Monday, May 5, 2014

The Idea of Me

I've written these words carefully. I want them to earn your attention, to stand out from whatever else it was you've just been scanning over. I've tried to make this piece have that "little bit more" about it. I'd like to make you think, to get you to see things from a different perspective. So says the idea of me. 

But I can't quite explain how terrified I am of coming across as pretentious. I would hate to think that you might consider me in such light. The idea of me says that my work should be more subtle. So subtle that you would never suspect my motivation of being something as fickle as self-advancement. 

I'm very attached to the idea of me. It's something I've invested a lot of mental, physical and emotional effort in. It's a habitual thought-pattern that's become the starting point for everything I do. And with much less consciousness then other mental processes, it relentlessly dissects, analyses and evaluates the happenings of my life. 

The idea of me wants, above all else, to reconcile the situation of my life with what it considers better. Quite predictably, it has a profound influence on my relations with other people. It prescribes an affable disposition, behind which its insidious ways remain undetected. But at times of vulnerability, it disregards concealment and manifests in guises of anger, frustration and melancholy. 

So how is it doing? Is there evidence to suggest that the idea of me exercises influence enough to cause satisfaction, happiness and fulfillment? Not really. Many times the idea of me has found itself undermined. But it has escaped outright falsification by adapting to ever-changing circumstances. This it does by alluringly promising a future brighter than the past. Some might call it hope. The idea of me calls it expectation. "I'm still not complete. Life still hasn't started." That kind of thing. 

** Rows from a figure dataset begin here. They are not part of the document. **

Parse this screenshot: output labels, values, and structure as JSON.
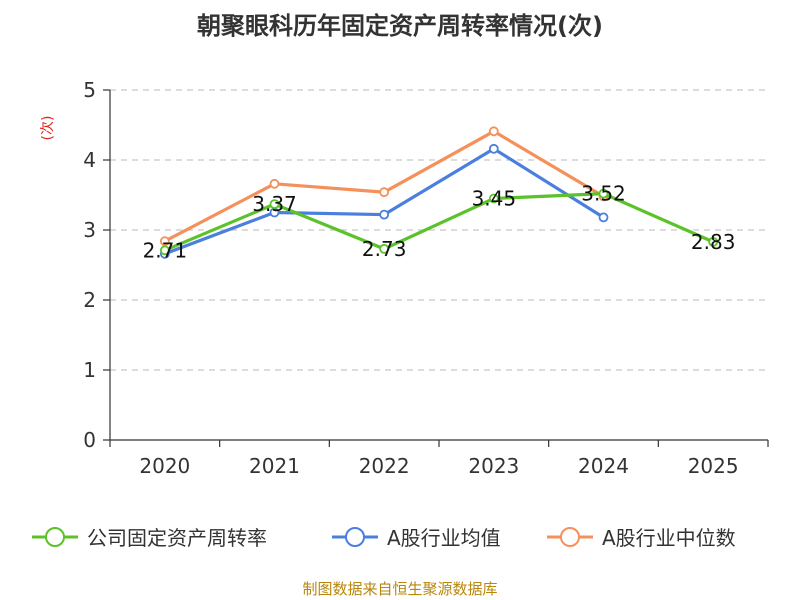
{
  "chart_data": {
    "type": "line",
    "title": "朝聚眼科历年固定资产周转率情况(次)",
    "ylabel": "(次)",
    "xlabel": "",
    "categories": [
      "2020",
      "2021",
      "2022",
      "2023",
      "2024",
      "2025"
    ],
    "ylim": [
      0,
      5
    ],
    "yticks": [
      0,
      1,
      2,
      3,
      4,
      5
    ],
    "grid": true,
    "legend_position": "bottom",
    "series": [
      {
        "name": "公司固定资产周转率",
        "color": "#5bc22a",
        "values": [
          2.71,
          3.37,
          2.73,
          3.45,
          3.52,
          2.83
        ],
        "labels": [
          "2.71",
          "3.37",
          "2.73",
          "3.45",
          "3.52",
          "2.83"
        ]
      },
      {
        "name": "A股行业均值",
        "color": "#4a7fde",
        "values": [
          2.66,
          3.25,
          3.22,
          4.16,
          3.18,
          null
        ]
      },
      {
        "name": "A股行业中位数",
        "color": "#f5905a",
        "values": [
          2.84,
          3.66,
          3.54,
          4.41,
          3.48,
          null
        ]
      }
    ],
    "source": "制图数据来自恒生聚源数据库"
  }
}
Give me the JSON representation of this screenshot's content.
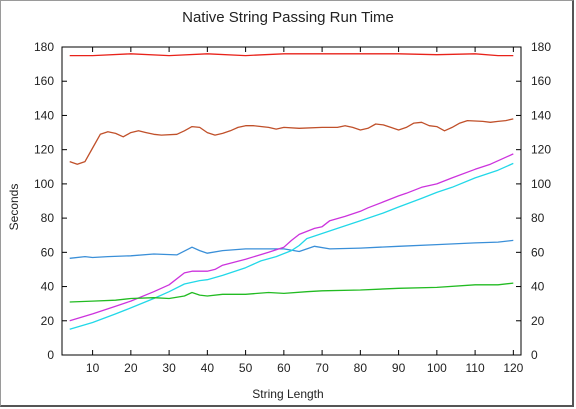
{
  "chart_data": {
    "type": "line",
    "title": "Native String Passing Run Time",
    "xlabel": "String Length",
    "ylabel": "Seconds",
    "xlim": [
      2,
      122
    ],
    "ylim": [
      0,
      180
    ],
    "xticks": [
      10,
      20,
      30,
      40,
      50,
      60,
      70,
      80,
      90,
      100,
      110,
      120
    ],
    "yticks": [
      0,
      20,
      40,
      60,
      80,
      100,
      120,
      140,
      160,
      180
    ],
    "grid": false,
    "legend": false,
    "series": [
      {
        "color": "#e8221a",
        "points": [
          [
            4,
            175
          ],
          [
            10,
            175
          ],
          [
            20,
            176
          ],
          [
            30,
            175
          ],
          [
            40,
            176
          ],
          [
            50,
            175
          ],
          [
            60,
            176
          ],
          [
            70,
            176
          ],
          [
            80,
            176
          ],
          [
            90,
            176
          ],
          [
            100,
            175.5
          ],
          [
            110,
            176
          ],
          [
            116,
            175
          ],
          [
            120,
            175
          ]
        ]
      },
      {
        "color": "#c0502a",
        "points": [
          [
            4,
            113
          ],
          [
            6,
            111.5
          ],
          [
            8,
            113
          ],
          [
            10,
            121
          ],
          [
            12,
            129
          ],
          [
            14,
            130.5
          ],
          [
            16,
            129.5
          ],
          [
            18,
            127.5
          ],
          [
            20,
            130
          ],
          [
            22,
            131
          ],
          [
            24,
            130
          ],
          [
            26,
            129
          ],
          [
            28,
            128.5
          ],
          [
            32,
            129
          ],
          [
            34,
            131
          ],
          [
            36,
            133.5
          ],
          [
            38,
            133
          ],
          [
            40,
            130
          ],
          [
            42,
            128.5
          ],
          [
            44,
            129.5
          ],
          [
            46,
            131
          ],
          [
            48,
            133
          ],
          [
            50,
            134
          ],
          [
            52,
            134
          ],
          [
            56,
            133
          ],
          [
            58,
            132
          ],
          [
            60,
            133
          ],
          [
            64,
            132.5
          ],
          [
            70,
            133
          ],
          [
            74,
            133
          ],
          [
            76,
            134
          ],
          [
            78,
            133
          ],
          [
            80,
            131.5
          ],
          [
            82,
            132.5
          ],
          [
            84,
            135
          ],
          [
            86,
            134.5
          ],
          [
            88,
            133
          ],
          [
            90,
            131.5
          ],
          [
            92,
            133
          ],
          [
            94,
            135.5
          ],
          [
            96,
            136
          ],
          [
            98,
            134
          ],
          [
            100,
            133.5
          ],
          [
            102,
            131
          ],
          [
            104,
            133
          ],
          [
            106,
            135.5
          ],
          [
            108,
            137
          ],
          [
            112,
            136.5
          ],
          [
            114,
            136
          ],
          [
            116,
            136.5
          ],
          [
            118,
            137
          ],
          [
            120,
            138
          ]
        ]
      },
      {
        "color": "#3a8fd8",
        "points": [
          [
            4,
            56.5
          ],
          [
            8,
            57.5
          ],
          [
            10,
            57
          ],
          [
            14,
            57.5
          ],
          [
            20,
            58
          ],
          [
            26,
            59
          ],
          [
            32,
            58.5
          ],
          [
            36,
            63
          ],
          [
            38,
            61
          ],
          [
            40,
            59.5
          ],
          [
            44,
            61
          ],
          [
            50,
            62
          ],
          [
            56,
            62
          ],
          [
            60,
            62
          ],
          [
            64,
            60.5
          ],
          [
            68,
            63.5
          ],
          [
            72,
            62
          ],
          [
            80,
            62.5
          ],
          [
            90,
            63.5
          ],
          [
            100,
            64.5
          ],
          [
            110,
            65.5
          ],
          [
            116,
            66
          ],
          [
            120,
            67
          ]
        ]
      },
      {
        "color": "#cc33dd",
        "points": [
          [
            4,
            20
          ],
          [
            10,
            24
          ],
          [
            16,
            28.5
          ],
          [
            20,
            31.5
          ],
          [
            26,
            37
          ],
          [
            30,
            41
          ],
          [
            34,
            48
          ],
          [
            36,
            49
          ],
          [
            40,
            49
          ],
          [
            42,
            50
          ],
          [
            44,
            52.5
          ],
          [
            50,
            56
          ],
          [
            56,
            60
          ],
          [
            60,
            63
          ],
          [
            62,
            67
          ],
          [
            64,
            70.5
          ],
          [
            68,
            74
          ],
          [
            70,
            75
          ],
          [
            72,
            78.5
          ],
          [
            76,
            81
          ],
          [
            80,
            84
          ],
          [
            82,
            86
          ],
          [
            86,
            89.5
          ],
          [
            90,
            93
          ],
          [
            92,
            94.5
          ],
          [
            96,
            98
          ],
          [
            100,
            100
          ],
          [
            104,
            103.5
          ],
          [
            110,
            108.5
          ],
          [
            114,
            111.5
          ],
          [
            120,
            117.5
          ]
        ]
      },
      {
        "color": "#22d8e8",
        "points": [
          [
            4,
            15
          ],
          [
            10,
            19
          ],
          [
            16,
            24
          ],
          [
            20,
            27.5
          ],
          [
            26,
            33
          ],
          [
            30,
            37
          ],
          [
            34,
            41.5
          ],
          [
            38,
            43.5
          ],
          [
            40,
            44
          ],
          [
            44,
            46.5
          ],
          [
            50,
            51
          ],
          [
            54,
            55
          ],
          [
            58,
            57.5
          ],
          [
            62,
            61
          ],
          [
            64,
            64
          ],
          [
            66,
            68
          ],
          [
            70,
            71
          ],
          [
            74,
            74
          ],
          [
            80,
            78.5
          ],
          [
            86,
            83
          ],
          [
            90,
            86.5
          ],
          [
            96,
            91.5
          ],
          [
            100,
            95
          ],
          [
            104,
            98
          ],
          [
            110,
            103.5
          ],
          [
            116,
            108
          ],
          [
            120,
            112
          ]
        ]
      },
      {
        "color": "#22bb22",
        "points": [
          [
            4,
            31
          ],
          [
            10,
            31.5
          ],
          [
            16,
            32
          ],
          [
            20,
            33
          ],
          [
            26,
            33.5
          ],
          [
            30,
            33
          ],
          [
            34,
            34.5
          ],
          [
            36,
            36.5
          ],
          [
            38,
            35
          ],
          [
            40,
            34.5
          ],
          [
            44,
            35.5
          ],
          [
            50,
            35.5
          ],
          [
            56,
            36.5
          ],
          [
            60,
            36
          ],
          [
            66,
            37
          ],
          [
            70,
            37.5
          ],
          [
            80,
            38
          ],
          [
            90,
            39
          ],
          [
            100,
            39.5
          ],
          [
            110,
            41
          ],
          [
            116,
            41
          ],
          [
            120,
            42
          ]
        ]
      }
    ]
  }
}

The idea of me exists because of a strange discomfort with the reality of me. Diverting attention away from existence as it happens, it traps my mind in the quagmire of past only to overstretch itself into the uncertainty of future.

Before, I would have referred to it as an inevitable facet of human nature. But lately I've begun to look at it as an inhibitor of nature itself. After all, the idea of me has consumed most of my life.